# KRAKEN (Chop Shop)



## SYLV9ST9R (Jul 24, 2020)

First build posted here.
I had a strange feeling building this one, as I’m actually friends with the people at Fairfield Circuitry, as they are in my hometown of Hull. I actually have their Modèle B (which is the always on version of the Barbershop Millenium) and Meet Maude on my board. But I also know that Guillaume is pretty open with his design, and I actually added trimpots instead of the 8K2 and 9K1 resistors after a comment he made on his circuit on the Guitar FX Layout blog, with which you can tweak the distortion character (also, I have no clue how to bias JFet…).

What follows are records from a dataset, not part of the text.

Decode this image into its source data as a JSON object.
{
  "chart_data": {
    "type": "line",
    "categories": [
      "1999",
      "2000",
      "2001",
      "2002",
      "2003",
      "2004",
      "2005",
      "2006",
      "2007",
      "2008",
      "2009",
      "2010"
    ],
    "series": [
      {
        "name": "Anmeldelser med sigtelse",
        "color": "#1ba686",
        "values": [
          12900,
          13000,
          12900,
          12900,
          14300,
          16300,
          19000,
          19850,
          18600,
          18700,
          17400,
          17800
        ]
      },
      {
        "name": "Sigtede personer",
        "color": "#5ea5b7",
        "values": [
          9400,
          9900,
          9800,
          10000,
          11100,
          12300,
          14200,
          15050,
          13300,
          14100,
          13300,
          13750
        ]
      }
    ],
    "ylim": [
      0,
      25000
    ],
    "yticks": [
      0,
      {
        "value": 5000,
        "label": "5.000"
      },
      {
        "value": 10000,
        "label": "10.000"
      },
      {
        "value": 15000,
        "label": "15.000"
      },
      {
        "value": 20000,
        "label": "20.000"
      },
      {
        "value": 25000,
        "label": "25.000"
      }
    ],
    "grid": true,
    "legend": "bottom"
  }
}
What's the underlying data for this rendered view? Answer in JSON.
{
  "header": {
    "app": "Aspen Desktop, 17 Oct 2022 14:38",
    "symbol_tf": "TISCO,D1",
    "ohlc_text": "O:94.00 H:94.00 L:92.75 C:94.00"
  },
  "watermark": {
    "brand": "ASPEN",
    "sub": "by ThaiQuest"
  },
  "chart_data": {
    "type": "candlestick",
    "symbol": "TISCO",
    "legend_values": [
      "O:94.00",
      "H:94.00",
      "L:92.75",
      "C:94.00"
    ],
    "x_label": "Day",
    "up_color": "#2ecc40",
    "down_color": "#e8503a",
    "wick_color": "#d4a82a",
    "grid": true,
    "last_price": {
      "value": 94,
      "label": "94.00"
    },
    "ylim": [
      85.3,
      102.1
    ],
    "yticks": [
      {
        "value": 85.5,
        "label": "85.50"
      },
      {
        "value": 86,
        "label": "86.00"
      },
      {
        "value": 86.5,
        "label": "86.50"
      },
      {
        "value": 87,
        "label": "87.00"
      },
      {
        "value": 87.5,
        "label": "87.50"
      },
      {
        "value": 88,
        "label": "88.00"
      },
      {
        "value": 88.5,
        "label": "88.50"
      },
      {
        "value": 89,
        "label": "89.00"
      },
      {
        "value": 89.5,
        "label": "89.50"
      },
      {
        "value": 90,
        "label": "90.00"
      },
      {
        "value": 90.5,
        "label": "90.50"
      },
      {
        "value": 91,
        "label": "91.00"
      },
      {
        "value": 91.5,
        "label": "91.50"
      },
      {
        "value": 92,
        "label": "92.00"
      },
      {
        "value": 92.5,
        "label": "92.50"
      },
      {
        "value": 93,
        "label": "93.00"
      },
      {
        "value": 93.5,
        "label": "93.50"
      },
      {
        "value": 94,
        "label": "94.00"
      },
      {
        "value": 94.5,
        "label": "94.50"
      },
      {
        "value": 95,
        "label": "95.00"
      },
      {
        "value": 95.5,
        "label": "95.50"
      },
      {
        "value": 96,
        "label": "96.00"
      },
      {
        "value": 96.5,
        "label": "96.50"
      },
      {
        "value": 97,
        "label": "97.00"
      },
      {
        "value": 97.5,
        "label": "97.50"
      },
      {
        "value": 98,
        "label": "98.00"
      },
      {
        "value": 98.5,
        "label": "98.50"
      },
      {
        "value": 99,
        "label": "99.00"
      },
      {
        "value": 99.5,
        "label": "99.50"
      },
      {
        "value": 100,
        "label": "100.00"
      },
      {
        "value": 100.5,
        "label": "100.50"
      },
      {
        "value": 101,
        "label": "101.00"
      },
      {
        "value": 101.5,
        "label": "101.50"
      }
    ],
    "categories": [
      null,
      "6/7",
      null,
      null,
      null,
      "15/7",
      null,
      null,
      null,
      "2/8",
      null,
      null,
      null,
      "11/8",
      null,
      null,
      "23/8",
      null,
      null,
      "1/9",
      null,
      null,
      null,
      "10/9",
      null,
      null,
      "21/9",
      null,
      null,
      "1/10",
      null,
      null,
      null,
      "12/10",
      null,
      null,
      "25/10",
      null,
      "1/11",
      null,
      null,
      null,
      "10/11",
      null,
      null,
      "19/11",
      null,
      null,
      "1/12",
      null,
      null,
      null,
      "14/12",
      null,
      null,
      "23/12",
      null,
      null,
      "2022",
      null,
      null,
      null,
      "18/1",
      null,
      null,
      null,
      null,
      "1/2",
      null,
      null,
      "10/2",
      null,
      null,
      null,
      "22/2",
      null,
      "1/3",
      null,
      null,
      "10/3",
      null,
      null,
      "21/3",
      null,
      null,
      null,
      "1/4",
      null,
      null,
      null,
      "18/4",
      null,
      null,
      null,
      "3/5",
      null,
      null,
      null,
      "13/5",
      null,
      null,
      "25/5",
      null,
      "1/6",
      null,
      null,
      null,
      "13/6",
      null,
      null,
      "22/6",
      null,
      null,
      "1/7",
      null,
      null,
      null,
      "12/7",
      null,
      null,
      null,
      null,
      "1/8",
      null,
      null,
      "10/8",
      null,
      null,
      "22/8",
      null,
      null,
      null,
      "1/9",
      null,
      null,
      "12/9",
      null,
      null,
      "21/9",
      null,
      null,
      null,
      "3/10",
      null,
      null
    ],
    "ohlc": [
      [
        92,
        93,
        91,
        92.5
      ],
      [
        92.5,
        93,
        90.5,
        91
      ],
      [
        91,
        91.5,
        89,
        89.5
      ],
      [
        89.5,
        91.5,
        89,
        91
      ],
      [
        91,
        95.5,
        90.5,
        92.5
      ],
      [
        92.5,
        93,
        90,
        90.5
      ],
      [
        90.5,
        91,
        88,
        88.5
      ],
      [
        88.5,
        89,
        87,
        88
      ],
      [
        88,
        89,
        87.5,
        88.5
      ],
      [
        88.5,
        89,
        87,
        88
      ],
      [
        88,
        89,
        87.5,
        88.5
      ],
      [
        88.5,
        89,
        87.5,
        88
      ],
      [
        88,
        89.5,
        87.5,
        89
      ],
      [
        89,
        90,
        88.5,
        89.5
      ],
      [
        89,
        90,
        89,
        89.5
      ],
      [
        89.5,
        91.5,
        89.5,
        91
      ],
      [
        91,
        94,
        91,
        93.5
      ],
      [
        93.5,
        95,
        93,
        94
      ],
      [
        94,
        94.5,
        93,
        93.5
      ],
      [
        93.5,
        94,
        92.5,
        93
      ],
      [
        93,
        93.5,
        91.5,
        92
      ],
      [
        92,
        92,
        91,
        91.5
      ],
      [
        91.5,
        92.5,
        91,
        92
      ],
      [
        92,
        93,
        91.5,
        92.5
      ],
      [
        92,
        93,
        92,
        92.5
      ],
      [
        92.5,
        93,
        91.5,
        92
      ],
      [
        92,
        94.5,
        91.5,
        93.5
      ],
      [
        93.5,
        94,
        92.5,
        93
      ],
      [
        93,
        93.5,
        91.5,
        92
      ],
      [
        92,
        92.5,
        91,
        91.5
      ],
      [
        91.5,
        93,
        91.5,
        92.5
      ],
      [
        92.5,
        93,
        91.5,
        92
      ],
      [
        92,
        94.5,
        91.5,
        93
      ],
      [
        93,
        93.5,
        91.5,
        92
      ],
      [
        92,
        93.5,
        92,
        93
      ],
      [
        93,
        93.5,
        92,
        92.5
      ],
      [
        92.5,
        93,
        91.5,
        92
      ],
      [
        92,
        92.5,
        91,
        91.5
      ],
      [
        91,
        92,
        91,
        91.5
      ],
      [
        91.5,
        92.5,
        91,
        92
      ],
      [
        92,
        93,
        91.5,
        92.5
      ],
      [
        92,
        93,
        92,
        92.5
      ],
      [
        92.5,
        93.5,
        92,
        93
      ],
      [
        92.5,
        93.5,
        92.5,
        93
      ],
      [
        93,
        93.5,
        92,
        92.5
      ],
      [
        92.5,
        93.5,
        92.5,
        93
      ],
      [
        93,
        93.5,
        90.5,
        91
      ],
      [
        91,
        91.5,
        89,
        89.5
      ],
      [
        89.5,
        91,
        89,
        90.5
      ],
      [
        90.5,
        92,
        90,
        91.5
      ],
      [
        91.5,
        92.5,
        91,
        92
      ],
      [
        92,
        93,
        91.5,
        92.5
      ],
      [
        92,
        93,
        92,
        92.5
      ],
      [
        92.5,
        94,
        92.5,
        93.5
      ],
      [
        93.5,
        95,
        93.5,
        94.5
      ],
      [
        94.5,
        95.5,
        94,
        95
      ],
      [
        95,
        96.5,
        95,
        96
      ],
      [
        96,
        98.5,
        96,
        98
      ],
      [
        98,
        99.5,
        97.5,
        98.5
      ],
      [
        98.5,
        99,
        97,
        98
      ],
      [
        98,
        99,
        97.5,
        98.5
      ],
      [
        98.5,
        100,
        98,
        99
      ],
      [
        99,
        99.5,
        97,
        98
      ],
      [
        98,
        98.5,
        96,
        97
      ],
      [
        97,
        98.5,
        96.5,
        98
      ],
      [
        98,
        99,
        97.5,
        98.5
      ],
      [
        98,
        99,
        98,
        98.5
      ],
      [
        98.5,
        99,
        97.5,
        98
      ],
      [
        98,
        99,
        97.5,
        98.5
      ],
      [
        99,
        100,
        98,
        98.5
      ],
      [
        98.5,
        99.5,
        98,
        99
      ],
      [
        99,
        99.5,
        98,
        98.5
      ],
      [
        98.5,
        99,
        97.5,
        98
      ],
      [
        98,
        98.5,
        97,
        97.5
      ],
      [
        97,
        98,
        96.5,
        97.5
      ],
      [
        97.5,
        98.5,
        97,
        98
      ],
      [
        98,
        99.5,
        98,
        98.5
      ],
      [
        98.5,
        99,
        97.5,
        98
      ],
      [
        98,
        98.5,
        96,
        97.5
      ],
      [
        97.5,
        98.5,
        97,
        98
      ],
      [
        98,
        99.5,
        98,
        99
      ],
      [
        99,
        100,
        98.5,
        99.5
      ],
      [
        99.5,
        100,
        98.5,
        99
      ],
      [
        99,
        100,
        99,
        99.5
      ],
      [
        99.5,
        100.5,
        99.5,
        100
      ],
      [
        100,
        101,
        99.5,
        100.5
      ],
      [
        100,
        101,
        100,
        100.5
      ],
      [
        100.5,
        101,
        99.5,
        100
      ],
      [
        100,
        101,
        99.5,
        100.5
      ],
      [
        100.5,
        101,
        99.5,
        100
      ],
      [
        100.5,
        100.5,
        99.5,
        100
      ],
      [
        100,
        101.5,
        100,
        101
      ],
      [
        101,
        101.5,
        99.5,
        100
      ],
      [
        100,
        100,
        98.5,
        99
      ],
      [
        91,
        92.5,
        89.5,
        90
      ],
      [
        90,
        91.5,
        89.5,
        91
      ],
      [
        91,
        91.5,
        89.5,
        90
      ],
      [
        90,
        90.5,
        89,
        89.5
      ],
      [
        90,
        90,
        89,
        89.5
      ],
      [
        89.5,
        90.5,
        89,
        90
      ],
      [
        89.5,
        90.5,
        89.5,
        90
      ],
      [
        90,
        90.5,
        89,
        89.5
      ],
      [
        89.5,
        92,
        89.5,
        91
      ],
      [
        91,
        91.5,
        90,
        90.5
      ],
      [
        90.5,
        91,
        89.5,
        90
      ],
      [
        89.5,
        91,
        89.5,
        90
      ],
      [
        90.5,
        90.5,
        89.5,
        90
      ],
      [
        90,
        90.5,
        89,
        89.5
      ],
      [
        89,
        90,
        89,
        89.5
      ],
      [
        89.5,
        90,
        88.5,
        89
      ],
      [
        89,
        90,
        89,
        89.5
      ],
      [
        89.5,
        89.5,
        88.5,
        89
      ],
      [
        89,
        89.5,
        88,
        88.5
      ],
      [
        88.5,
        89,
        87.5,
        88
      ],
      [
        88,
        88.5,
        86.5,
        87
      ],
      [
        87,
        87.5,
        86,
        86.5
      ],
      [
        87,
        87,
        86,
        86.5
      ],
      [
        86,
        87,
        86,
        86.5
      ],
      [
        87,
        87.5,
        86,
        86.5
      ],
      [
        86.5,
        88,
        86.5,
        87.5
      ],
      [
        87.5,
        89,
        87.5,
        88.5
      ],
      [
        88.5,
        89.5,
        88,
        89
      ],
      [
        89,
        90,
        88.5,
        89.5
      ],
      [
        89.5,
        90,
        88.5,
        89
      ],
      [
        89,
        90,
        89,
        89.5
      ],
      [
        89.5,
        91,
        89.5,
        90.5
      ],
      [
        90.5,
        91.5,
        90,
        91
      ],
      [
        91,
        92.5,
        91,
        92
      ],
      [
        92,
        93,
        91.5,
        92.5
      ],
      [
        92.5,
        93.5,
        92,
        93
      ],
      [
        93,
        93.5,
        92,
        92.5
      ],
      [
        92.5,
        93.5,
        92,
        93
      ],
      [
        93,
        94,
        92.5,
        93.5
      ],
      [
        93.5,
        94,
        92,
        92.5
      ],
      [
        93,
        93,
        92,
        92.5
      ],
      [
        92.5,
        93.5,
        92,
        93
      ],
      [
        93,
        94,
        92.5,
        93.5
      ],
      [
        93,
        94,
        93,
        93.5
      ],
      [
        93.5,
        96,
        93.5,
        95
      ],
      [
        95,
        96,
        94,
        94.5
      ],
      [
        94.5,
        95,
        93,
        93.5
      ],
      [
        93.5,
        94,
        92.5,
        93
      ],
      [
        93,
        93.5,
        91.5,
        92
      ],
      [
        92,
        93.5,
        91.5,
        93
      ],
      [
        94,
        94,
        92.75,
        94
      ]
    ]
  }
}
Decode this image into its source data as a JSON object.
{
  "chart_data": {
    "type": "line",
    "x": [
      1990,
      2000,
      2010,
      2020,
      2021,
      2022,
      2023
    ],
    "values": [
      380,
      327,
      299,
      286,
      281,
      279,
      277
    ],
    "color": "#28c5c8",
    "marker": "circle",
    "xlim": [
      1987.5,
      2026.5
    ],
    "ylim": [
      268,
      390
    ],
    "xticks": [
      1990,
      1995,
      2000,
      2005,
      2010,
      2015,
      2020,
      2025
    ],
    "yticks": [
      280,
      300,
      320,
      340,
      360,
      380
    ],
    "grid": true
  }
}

This is actually my second build (completed today), but the first I boxed, as I still have a coat or two of clear coat for my first build enclosure.
As a good newbie, I did some mistakes that I hope not to emulate in the future (like soldering the angled headers on the smd JFet boards the wrong way, or cutting wires too short…).
My soldering still need some improving, but it’s been fun and I’m eager to get better.
Also, as it had more cramped components than my first build, I will definitely need a better iron (and more precise tips) for what’s next.

Many thanks to everybody on the forum, as I picked up insight and tips in a lot of places, and additional thanks to Jovi Bon Kenobi for the build guide that’s been more than helpful.
I had some troubles in the last couple of weeks with my waterslide decal, but ‘m pretty happy with the result.
The awesome artwork choice is courtesy of my friend for whom I built this one.


----------



## Gordo (Jul 25, 2020)

Wow, very sharp build, that graphic looks terrific!


----------



## Mcknib (Jul 25, 2020)

Great looking build really nice


----------



## Bobbyd67 (Jul 25, 2020)

Nice build ! I would have never guessed that it's only your second one! I need to get a board and try it out, I made a calamity fuzz (unpleasant surprise clone) a couple of weeks ago and I reeeeeeally love it, probably one of my favorite builds of the year !


----------



## SYLV9ST9R (Jul 25, 2020)

Bobbyd67 said:


> Nice build ! I would have never guessed that it's only your second one! I need to get a board and try it out, I made a calamity fuzz (unpleasant surprise clone) a couple of weeks ago and I reeeeeeally love it, probably one of my favorite builds of the year !


Thanks!
Yes, the Unpleasant Surprise is a fun pedal! We need a Four Eyes Board, especially now that FC isn't producing it.


----------



## jjourard (Dec 8, 2021)

SYLV9ST9R said:


> View attachment 5613View attachment 5614
> 
> First build posted here.
> I had a strange feeling building this one, as I’m actually friends with the people at Fairfield Circuitry, as they are in my hometown of Hull. I actually have their Modèle B (which is the always on version of the Barbershop Millenium) and Meet Maude on my board. But I also know that Guillaume is pretty open with his design, and I actually added trimpots instead of the 8K2 and 9K1 resistors after a comment he made on his circuit on the Guitar FX Layout blog, with which you can tweak the distortion character (also, I have no clue how to bias JFet…).
> ...


What are those minimal open frame jacks you used?  I see them in builds but no idea where they come from!


----------



## Mcknib (Dec 8, 2021)

jjourard said:


> What are those minimal open frame jacks you used?  I see them in builds but no idea where they come from!


Lumberg KLBM3


----------